Finally, a theme I just may have a chance of winning :lmao:


----------



## sabbath999

Does Nick Nolte's mugshot count?


----------



## IrishCameraGirl

Wow...I think the only problem I'll have is picking just one to submit. hehe


----------



## TamiyaGuy

Argh. I already posted it . Sounds like a really interesting theme, as always. But will the worst pic win, or the best of the worst? Or perhaps the worst of the best of the worst...? I'm lost =S


----------



## jeroen

"worst" is Dutch for "sausage"... I should post a photo of a salami?


----------



## DwainDibley

Ah!  A photo comp I stand a chance of winning!  

I have a hard disk full of likely candidates!


----------



## macropleasure

love this theme....lol i have a chance to win for once


----------



## Andy Campbell

Finally a competition I can enter! :thumbup:


----------



## JayJay65

crownlaurel said:


> Finally, a theme I just may have a chance of winning :lmao:



HAHAHA!!

Photo forum creators,

To those who look foward to this alot, I think its kinda a dissapointment.. I live for the sole reason of these lol.. And to have a contest like this, its like a month wasted.. just my thoughts..

-Jess


----------



## TwistMyArm

JayJay65 said:


> HAHAHA!!
> 
> Photo forum creators,
> 
> To those who look foward to this alot, I think its kinda a dissapointment.. I live for the sole reason of these lol.. And to have a contest like this, its like a month wasted.. just my thoughts..
> 
> -Jess



Well the theme may not interest everyone, but unfortunately that's true with all of the challenges. It has received plenty of positive feedback and that usually means plenty of submissions, which is always a good thing. 

Our hope with this challenge is that people can have fun and play with the theme a little bit. At the very least we hope to have a laugh. However maybe people will look at their photos a little harder to identify what makes them bad?  Apart from that who's to say a photo that is technically bad still can't be interesting?


----------



## YouAreBrahman

i assume the topic is open to interpretation.  you can still finesse these shots,  be creative!


----------



## fido dog

Boy! What a good time to show back up! No need for anymore entries......I got this one in the bag!  :lmao:


----------



## boebr1

Can someone tell me how to make my images smaller so i can submit an entry? I have windows picture and fax viewer, paint, and picassa on my computer. most of my files are around 650kb as a minimum, except for my camera phone pics...


----------



## mr_baseball_08

So should August's winner be proud that he or she wins??

Or should they take it as a slap in the face because their photo is the worst??   

Just curious.


----------



## rancher

I just submitted my picture.

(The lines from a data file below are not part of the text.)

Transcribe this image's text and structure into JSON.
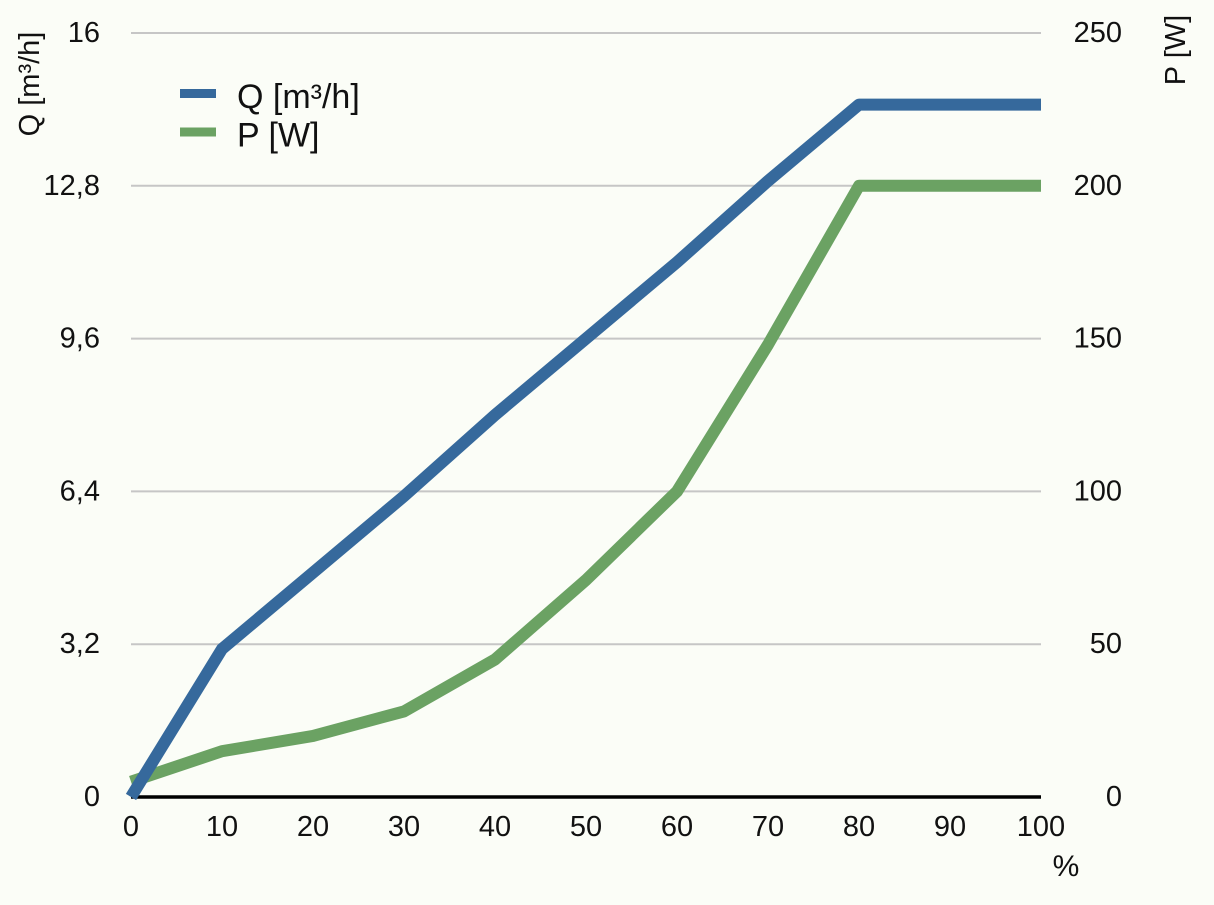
{
  "chart_data": {
    "type": "line",
    "title": "",
    "x": [
      0,
      10,
      20,
      30,
      40,
      50,
      60,
      70,
      80,
      90,
      100
    ],
    "x_axis": {
      "unit": "%",
      "ticks": [
        "0",
        "10",
        "20",
        "30",
        "40",
        "50",
        "60",
        "70",
        "80",
        "90",
        "100"
      ],
      "range": [
        0,
        100
      ]
    },
    "left_axis": {
      "title": "Q [m³/h]",
      "ticks": [
        "0",
        "3,2",
        "6,4",
        "9,6",
        "12,8",
        "16"
      ],
      "range": [
        0,
        16
      ]
    },
    "right_axis": {
      "title": "P [W]",
      "ticks": [
        "0",
        "50",
        "100",
        "150",
        "200",
        "250"
      ],
      "range": [
        0,
        250
      ]
    },
    "grid": "horizontal",
    "legend_position": "top-left",
    "series": [
      {
        "name": "Q [m³/h]",
        "axis": "left",
        "color": "#36699c",
        "values": [
          0,
          3.1,
          4.7,
          6.3,
          8.0,
          9.6,
          11.2,
          12.9,
          14.5,
          14.5,
          14.5
        ]
      },
      {
        "name": "P [W]",
        "axis": "right",
        "color": "#6ba263",
        "values": [
          5,
          15,
          20,
          28,
          45,
          71,
          100,
          148,
          200,
          200,
          200
        ]
      }
    ]
  },
  "colors": {
    "grid": "#c6c6c6",
    "axis": "#000000",
    "text": "#111111",
    "background": "#fbfdf7"
  }
}
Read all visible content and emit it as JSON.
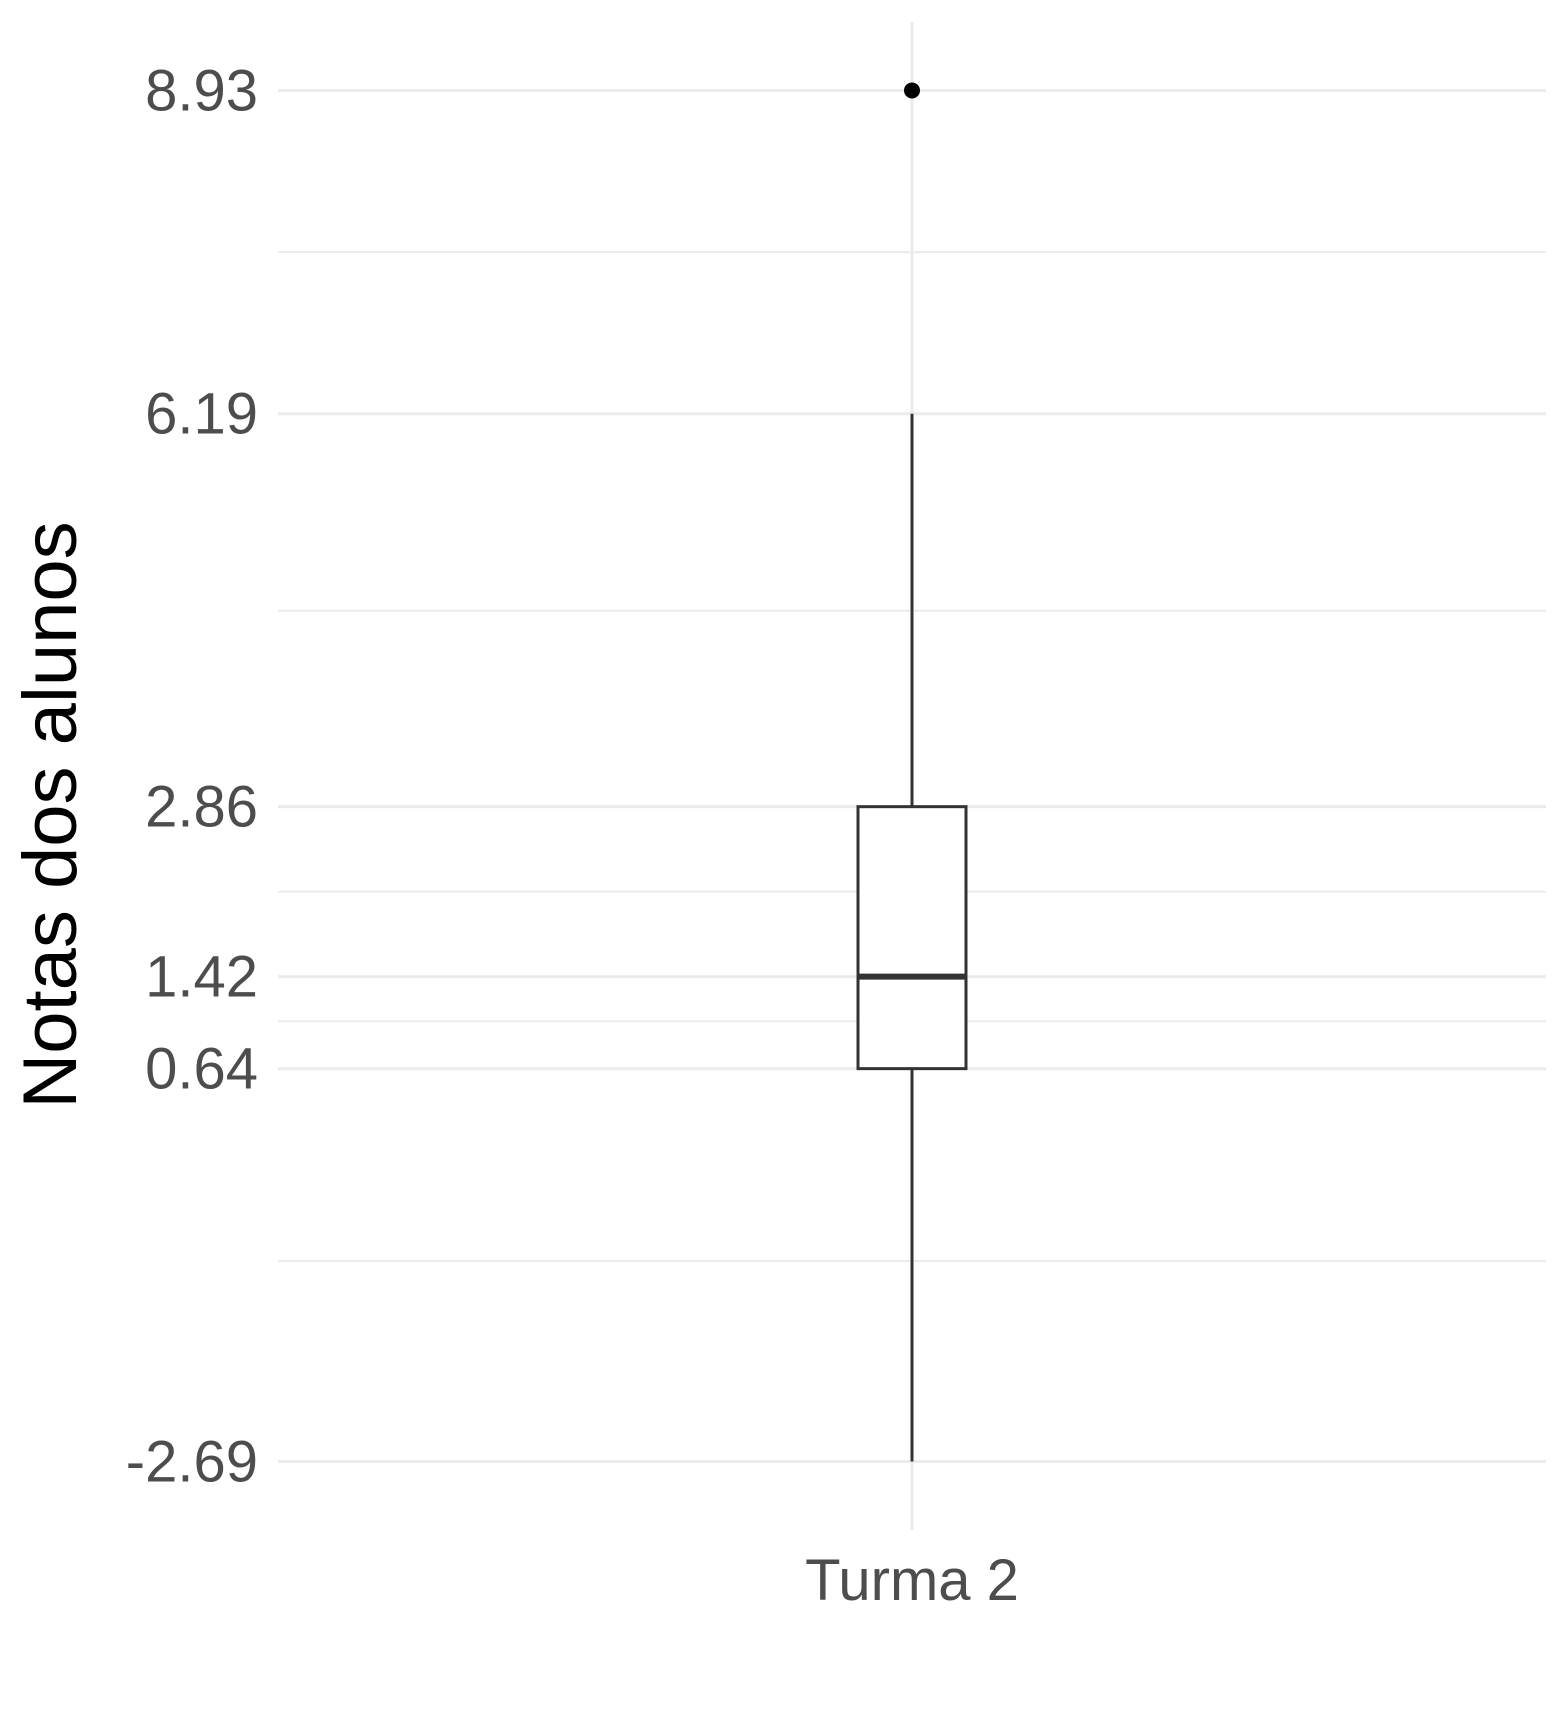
{
  "chart_data": {
    "type": "boxplot",
    "title": "",
    "xlabel": "",
    "ylabel": "Notas dos alunos",
    "categories": [
      "Turma 2"
    ],
    "series": [
      {
        "category": "Turma 2",
        "min": -2.69,
        "q1": 0.64,
        "median": 1.42,
        "q3": 2.86,
        "max": 6.19,
        "outliers": [
          8.93
        ]
      }
    ],
    "y_ticks": [
      -2.69,
      0.64,
      1.42,
      2.86,
      6.19,
      8.93
    ],
    "y_tick_labels": [
      "-2.69",
      "0.64",
      "1.42",
      "2.86",
      "6.19",
      "8.93"
    ],
    "y_minor_gridlines": [
      -0.99,
      1.04,
      2.14,
      4.52,
      7.56
    ],
    "ylim": [
      -3.27,
      9.51
    ],
    "grid": true,
    "legend": "none",
    "colors": {
      "box_line": "#333333",
      "box_fill": "#ffffff",
      "outlier": "#000000",
      "grid": "#ebebeb",
      "tick_text": "#4d4d4d"
    }
  }
}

Your going to like this one.

This is going to be fun...


----------



## Zoso

lol this could get interesting


----------



## sabbath999

boebr1 said:


> Can someone tell me how to make my images smaller so i can submit an entry? I have windows picture and fax viewer, paint, and picassa on my computer. most of my files are around 650kb as a minimum, except for my camera phone pics...



In Picasa, choose your picture. Click file, then export to a folder. Choose "resize to" and then set a size that is something along the lines of 800. Choose image quality of Automatic. That should get you will inside the limit, and still make the picture big enough to see. Remember to pay attention to what folder it puts the picture in.


----------



## CrazyAva

Wow.  Worst photo ever...this is gonna be tough actually


----------



## neogfx

TwistMyArm said:


> Well the theme may not interest everyone, but unfortunately that's true with all of the challenges. It has received plenty of positive feedback and that usually means plenty of submissions, which is always a good thing.
> 
> Our hope with this challenge is that people can have fun and play with the theme a little bit. At the very least we hope to have a laugh. However maybe people will look at their photos a little harder to identify what makes them bad? Apart from that who's to say a photo that is technically bad still can't be interesting?


 
Or indeed a technically perfect shot that is in bad taste. The theme is the worst photo ever, not the poorest quality.


----------



## Battou

I have over a gig of solid qualifiers. I'll debate on entering this one


----------



## Chas

.... as if sheer quantity will get you anywhere in this game. Oh noSireeBob, it's years of neglect of the photographic arts that are going to count here, m'lad. 

Step aside, step aside.  You guys don't stand a chance .....


----------



## Battou

Chas said:


> .... as if sheer quantity will get you anywhere in this game. Oh noSireeBob, it's years of neglect of the photographic arts that are going to count here, m'lad.
> 
> Step aside, step aside.  You guys don't stand a chance .....



A ten year layoff contributed heavily to the masses (well almost ten years), I am covered if I decide to try.


----------



## Chas

Battou said:


> A ten year layoff contributed heavily to the masses (well almost ten years), I am covered if I decide to try.


Challenge accepted .....


----------



## Battou

OhhhKay I'm in


----------



## CrazyAva

This could get interesting.


----------



## Funky

I dont know about you guys but i was hard pressed finding a photo for this contest :greenpbl:


----------



## sabbath999

I am in. 

I too found it hard pressed to find a photo for this contest... since my photography is so near perfection at all times.


----------



## crownlaurel

Drats, I missed the deadline!  Now you'll never know what the truly worst photo of all time was :greenpbl: .


----------